1 December

This year’s most memorable exhibitions according to Kunstkritikk’s Christine Antaya.

Aslan Goisum, Object, installation view 2022. Photo: OMN.

Aslan Goisum, Prism, Lunds Konsthall

Since the sharp-edged architecture of Lund’s Konsthall can feel quite controlling, I have often longed for something messy or ugly to shake things up in there. Instead, the opposite happened: a show that was even more jarring than the architecture. Young Chechen-born Aslan Goisum’s deconstructed stars and graveyard fences spoke to my fondness for art where warm skin and life are hinted at behind minimalist surfaces. This blossomed in the monumental video sculpture Prism (2024), where an unclothed young man runs his hands over his body. The literal sharpness has stayed with me: acute angles and heavy metal, and how they spoke to visual and physical perceptions being stored in the body.

Markus Öhrn, the 13 Italian azdoras visiting the artist’s grandmother’s grave in Torne Valley.

Markus Öhrn & Azdora, Requiem for Eva-Britt, Bonnier’s Konsthall, Stockholm 

Marcus Öhrn’s project was about engaging a group of azdoras, older Italian women, to live out his late grandmother’s wish to have been allowed to do something destructive in her life. This was summarised very powerfully in the opening video that reverberated throughout his exhibition.
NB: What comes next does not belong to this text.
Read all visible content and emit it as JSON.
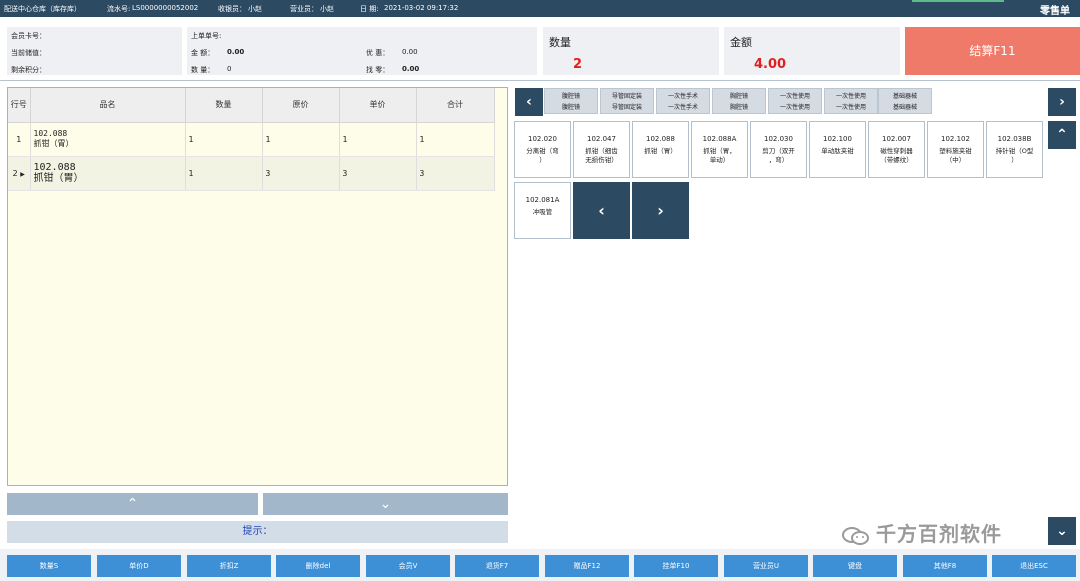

The women have travelled to the artist’s grandmother’s grave in Tornedalen, in the very north of Sweden. It is a grey, drizzly day. The camera is placed by the gravestone. The women approach one by one, lay a flower and say a few words; several of them speak at length about how she and her grandson have changed their lives. Who knows what the grandmother would have made of it all, but such specific testimonies about the impact of art are rare.

Photo: Kim Westerström

Pär Darell, Anti, Malmö

The Malmö release of the monograph on the late artist and poet Pär Darell (1979–2011) (Hov: Press, 2024) included a screening of his film Jag intervjuar en kille som tränar på samma gym som jag (I interview a guy who trains at the same gym as I, 2010). The interview is transcribed in the book, which also includes the certificates issued to strangers Darell met on the street and persuaded to participate in various performances (like going to buy a hamburger) when he was a student at Valand art academy in Gothenburg. During the release, Darell’s poems were read by six “quite ordinary” guys, one of whom was bleeding after dropping a spirit level on his head. He finished reading and walked over to the emergency room. Typical Malmö – and in the spirit of Pär Darell, according to those who knew him.

Christine Antaya is an art critic and translator. She is a regular contributor to Kunstkritikk, Sydsvenska Dagbladet, and Svenska Dagbladet.